Q.What are the key findings of CNA report on
Russia’s approach to Cyber Warfare?
Answer:
Russia views cyber very differently than its western
counterparts. The paper examines the Russian approach to cyber
warfare, addressing both its theoretical and its practical
underpinnings. The following is a summary of its key findings:
- Russian officials are convinced that Moscow is locked in an
ongoing, existential struggle with internal and external forces
that are searching to challenge its security in the information
realm. The internet, and the free flow of information it engenders,
is viewed as both a threat and an opportunity in this regard.
- Russian military theorists generally do not use the terms cyber
or cyberwarfare.
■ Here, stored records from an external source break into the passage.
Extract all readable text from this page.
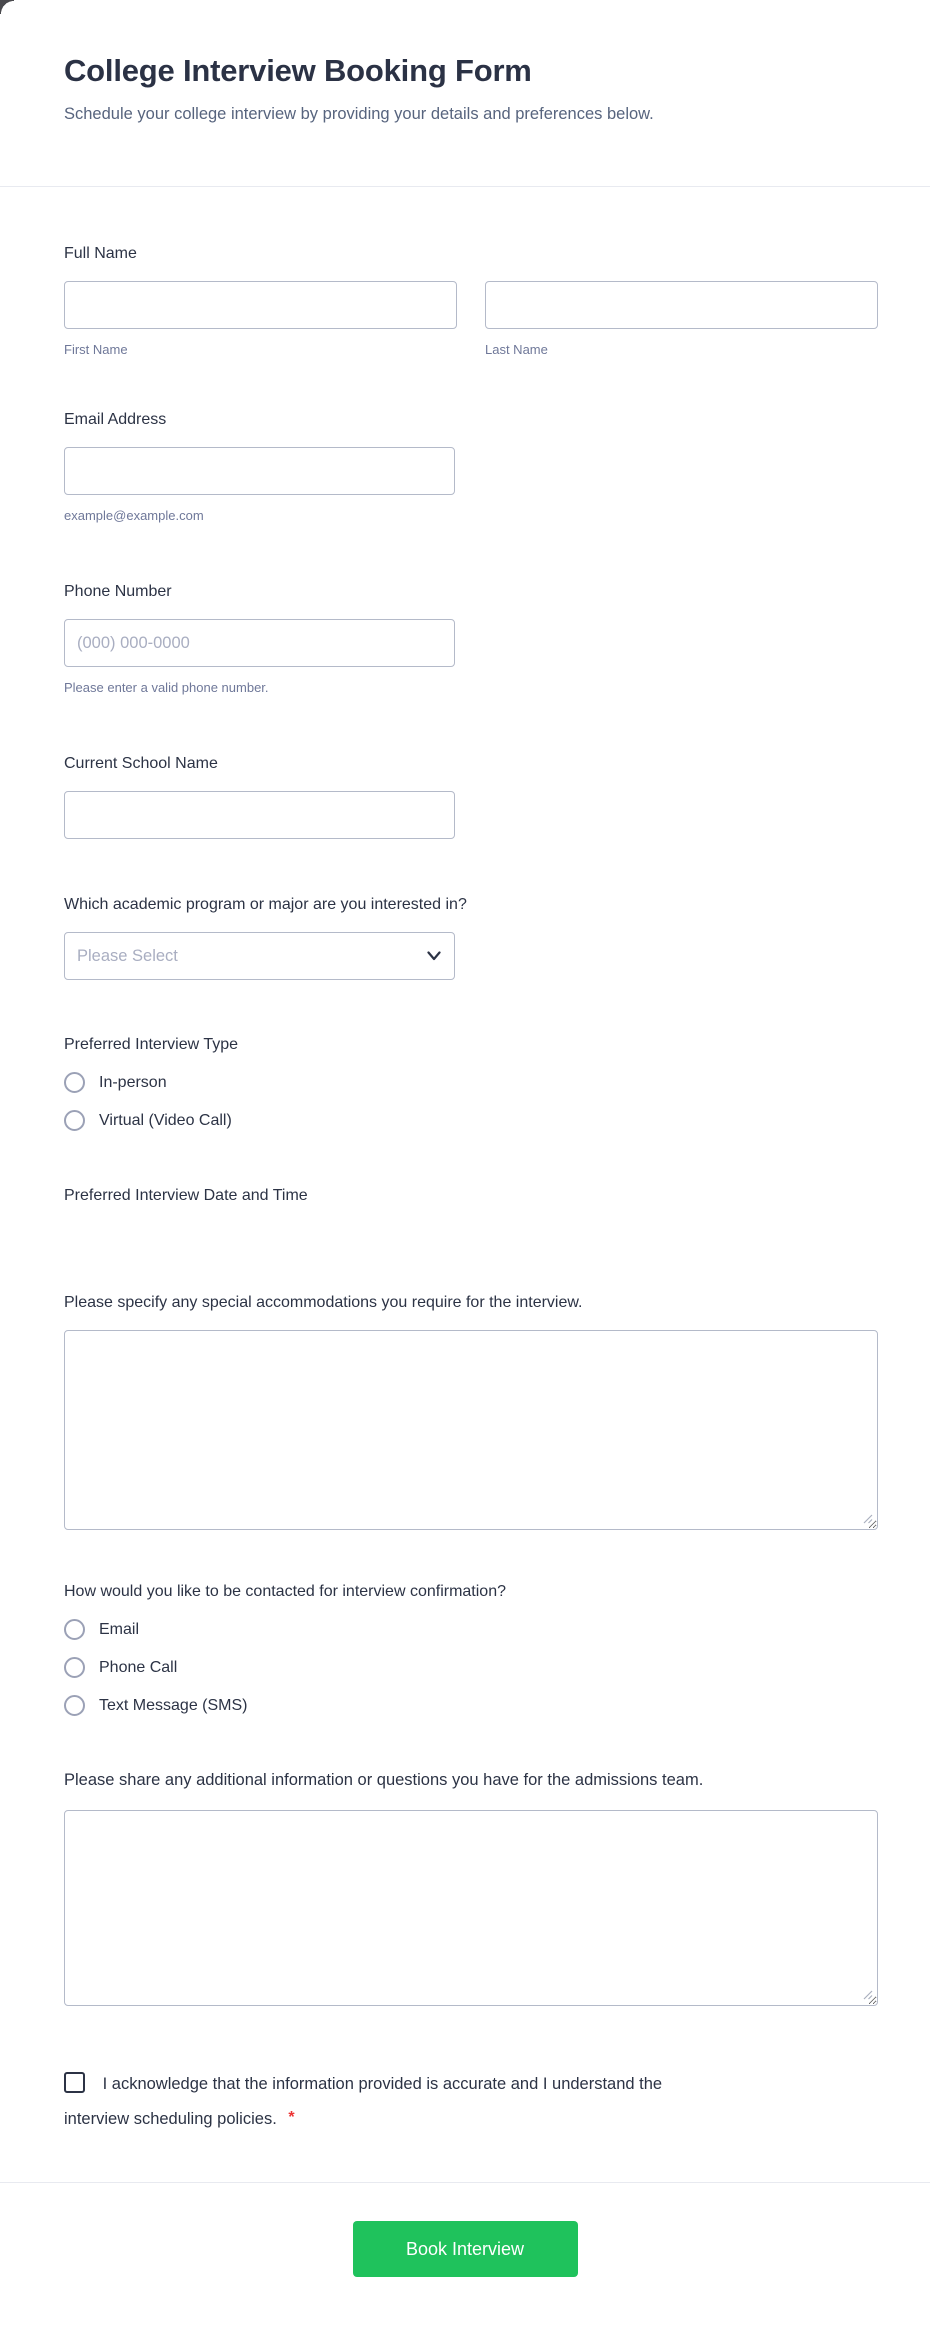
College Interview Booking Form

Schedule your college interview by providing your details and preferences below.

Full Name
First Name	Last Name
Email Address
example@example.com
Phone Number
(000) 000-0000
Please enter a valid phone number.
Current School Name
Which academic program or major are you interested in?
Please Select
Preferred Interview Type
In-person
Virtual (Video Call)
Preferred Interview Date and Time
Please specify any special accommodations you require for the interview.
How would you like to be contacted for interview confirmation?
Email
Phone Call
Text Message (SMS)
Please share any additional information or questions you have for the admissions team.

I acknowledge that the information provided is accurate and I understand the interview scheduling policies. *

Book Interview
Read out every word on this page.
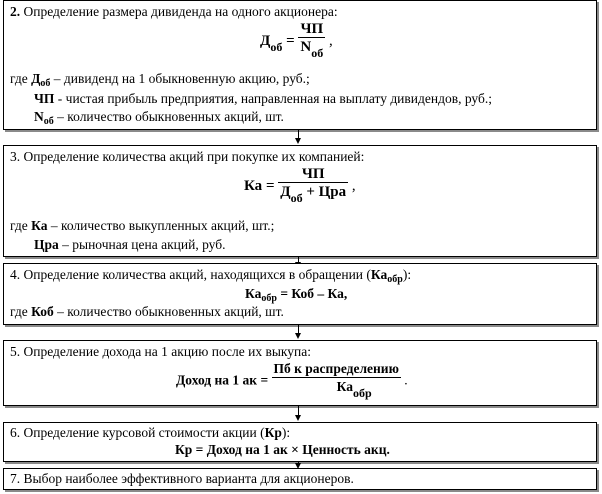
2. Определение размера дивиденда на одного акционера:
$Д_{об} = \frac{ЧП}{N_{об}}$ ,
где $Д_{об}$ – дивиденд на 1 обыкновенную акцию, руб.;
ЧП - чистая прибыль предприятия, направленная на выплату дивидендов, руб.;
$N_{об}$ – количество обыкновенных акций, шт.
3. Определение количества акций при покупке их компанией:
Ка = $\frac{ЧП}{Д_{об} + Цра}$ ,
где Ка – количество выкупленных акций, шт.;
Цра – рыночная цена акций, руб.
4. Определение количества акций, находящихся в обращении $(Ка_{обр})$:
$Ка_{обр}$ = Коб – Ка,
где Коб – количество обыкновенных акций, шт.
5. Определение дохода на 1 акцию после их выкупа:
Доход на 1 ак = $\frac{\text{Пб к распределению}}{Ка_{обр}}$ .
6. Определение курсовой стоимости акции (Кр):
Кр = Доход на 1 ак × Ценность акц.
7. Выбор наиболее эффективного варианта для акционеров.
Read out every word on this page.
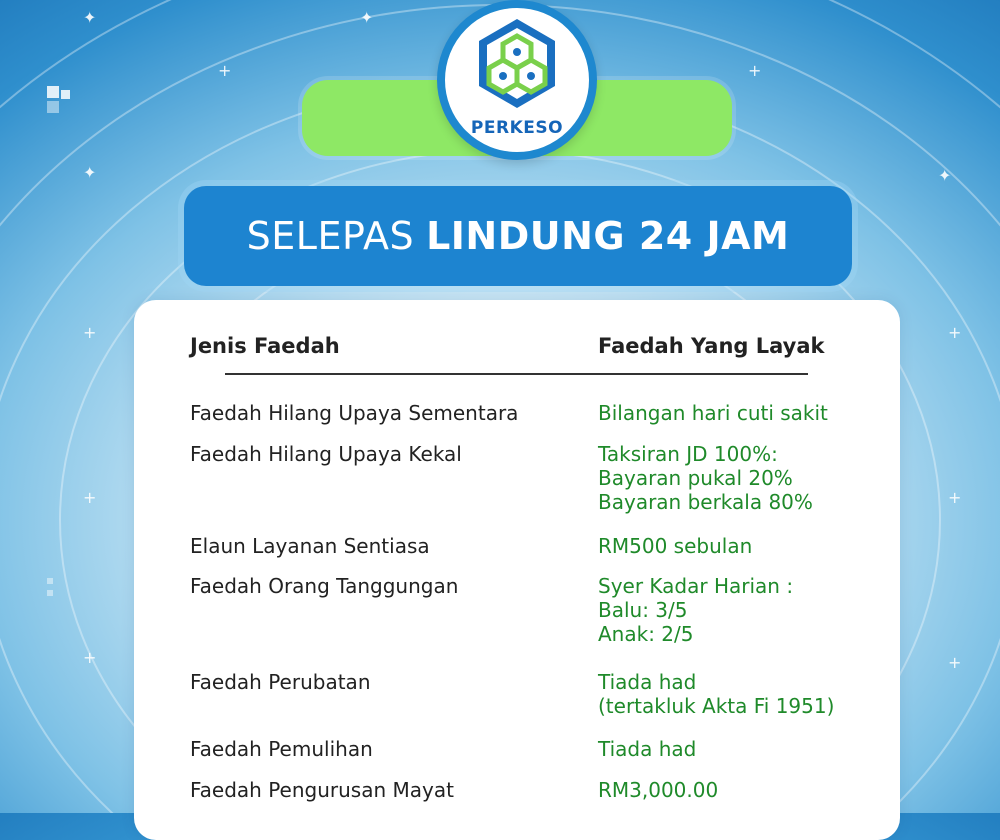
✦
+
✦
✦
+
✦
+	+
+	+
+	+
PERKESO
SELEPAS LINDUNG 24 JAM
Jenis Faedah	Faedah Yang Layak
Faedah Hilang Upaya Sementara	Bilangan hari cuti sakit
Faedah Hilang Upaya Kekal	Taksiran JD 100%:
Bayaran pukal 20%
Bayaran berkala 80%
Elaun Layanan Sentiasa	RM500 sebulan
Faedah Orang Tanggungan	Syer Kadar Harian :
Balu: 3/5
Anak: 2/5
Faedah Perubatan	Tiada had
(tertakluk Akta Fi 1951)
Faedah Pemulihan	Tiada had
Faedah Pengurusan Mayat	RM3,000.00
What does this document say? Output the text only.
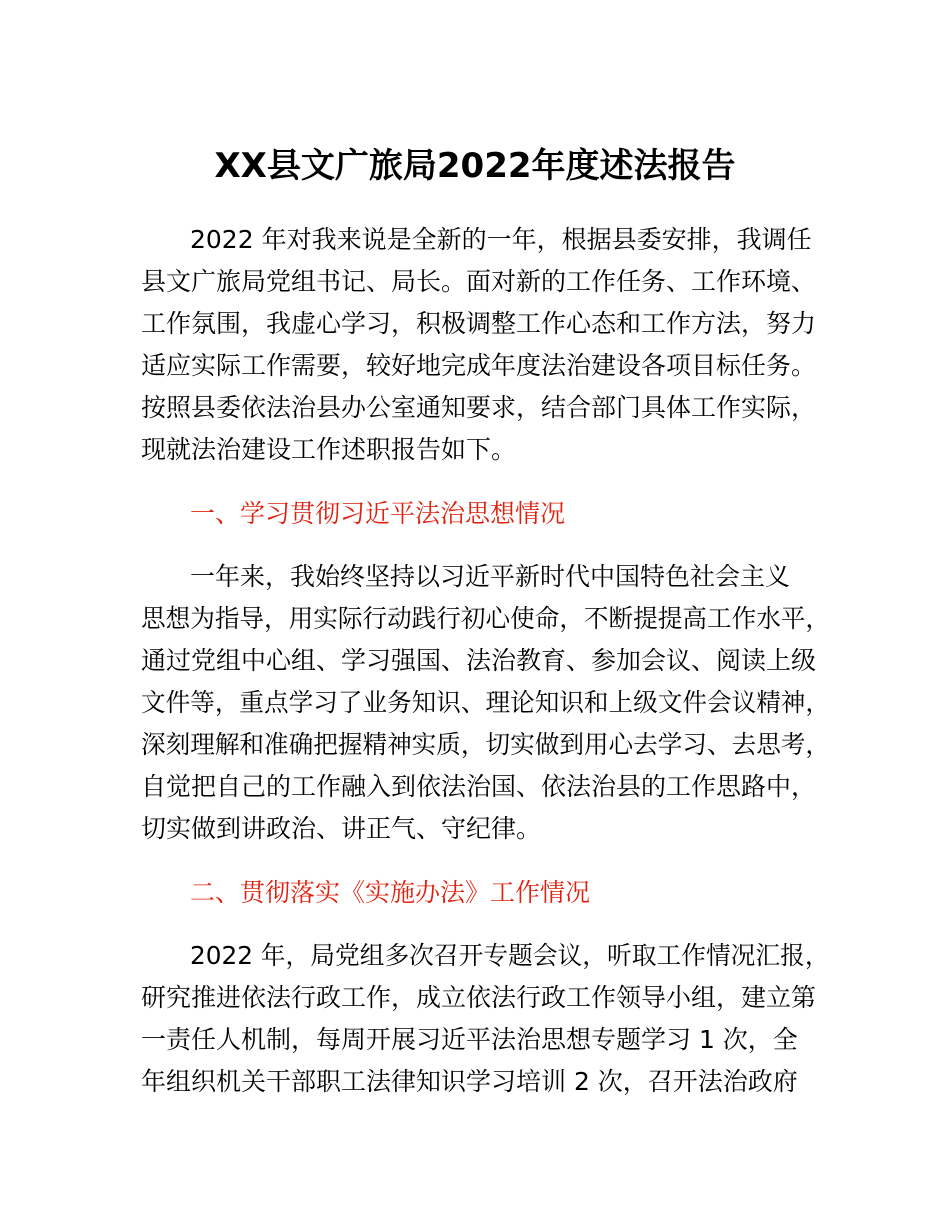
XX县文广旅局2022年度述法报告
2022 年对我来说是全新的一年，根据县委安排，我调任
县文广旅局党组书记、局长。面对新的工作任务、工作环境、
工作氛围，我虚心学习，积极调整工作心态和工作方法，努力
适应实际工作需要，较好地完成年度法治建设各项目标任务。
按照县委依法治县办公室通知要求，结合部门具体工作实际，
现就法治建设工作述职报告如下。
一、学习贯彻习近平法治思想情况
一年来，我始终坚持以习近平新时代中国特色社会主义
思想为指导，用实际行动践行初心使命，不断提提高工作水平，
通过党组中心组、学习强国、法治教育、参加会议、阅读上级
文件等，重点学习了业务知识、理论知识和上级文件会议精神，
深刻理解和准确把握精神实质，切实做到用心去学习、去思考，
自觉把自己的工作融入到依法治国、依法治县的工作思路中，
切实做到讲政治、讲正气、守纪律。
二、贯彻落实《实施办法》工作情况
2022 年，局党组多次召开专题会议，听取工作情况汇报，
研究推进依法行政工作，成立依法行政工作领导小组，建立第
一责任人机制，每周开展习近平法治思想专题学习 1 次，全
年组织机关干部职工法律知识学习培训 2 次，召开法治政府
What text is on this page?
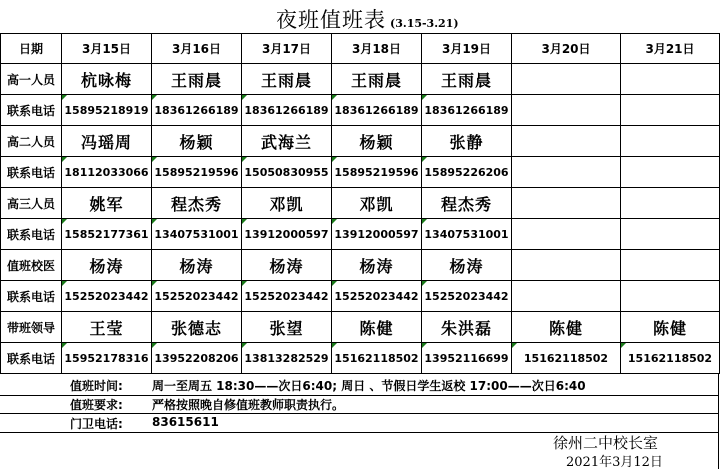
夜班值班表 (3.15-3.21)
日期	3月15日	3月16日	3月17日	3月18日	3月19日	3月20日	3月21日
高一人员	杭咏梅	王雨晨	王雨晨	王雨晨	王雨晨		
联系电话	15895218919	18361266189	18361266189	18361266189	18361266189		
高二人员	冯瑶周	杨颖	武海兰	杨颖	张静		
联系电话	18112033066	15895219596	15050830955	15895219596	15895226206		
高三人员	姚军	程杰秀	邓凯	邓凯	程杰秀		
联系电话	15852177361	13407531001	13912000597	13912000597	13407531001		
值班校医	杨涛	杨涛	杨涛	杨涛	杨涛		
联系电话	15252023442	15252023442	15252023442	15252023442	15252023442		
带班领导	王莹	张德志	张望	陈健	朱洪磊	陈健	陈健
联系电话	15952178316	13952208206	13813282529	15162118502	13952116699	15162118502	15162118502
值班时间: 周一至周五 18:30——次日6:40; 周日 、节假日学生返校 17:00——次日6:40
值班要求: 严格按照晚自修值班教师职责执行。
门卫电话: 83615611
徐州二中校长室
2021年3月12日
Instead, they conceptualize cyber operations
within the broader framework of information warfare, a holistic
concept that includes computer network operations, electronic
warfare, psychological operations, and information operations.
- In keeping with traditional Soviet notions of battling constant
threats from abroad and within, Moscow perceives the struggle
within “information space” to be more or less constant and
unending. This suggests that the Kremlin will have a relatively low
bar for employing cyber in ways that U.S. decision makers are
likely to view as offensive and escalatory in nature.
- Offensive cyber is playing a greater role in conventional
Russian military operations and may potentially play a role in the
future in Russia's strategic deterrence framework. Although the
Russian military has been slow to embrace cyber for both structural
and doctrinal reasons, the Kremlin has signaled that it intends to
bolster the offensive as well as the defensive cyber capabilities
of its armed forces. During the contingencies in Georgia and
Ukraine, Russia appeared to employ cyber as a conventional force
enabler.
- The Georgia and Ukraine conflicts also provided opportunities
for Russia to refine their cyberwarfare techniques and procedures
and to demonstrate their capabilities on the world stage. These
demonstrations may later serve as a basis to signal or deter
Russia's adversaries.
- Hacktivists and cyber-criminal syndicates have been a central
feature of Russian offensive cyber operations, because of the
anonymity they afford and the ease with which they can be
mobilized. However, the crowd-sourced approach that has typified
how the Kremlin has utilized hackers and criminal networks in the
past is likely to be replaced by more tailored approaches, with the
FSB and other government agencies playing a more central role.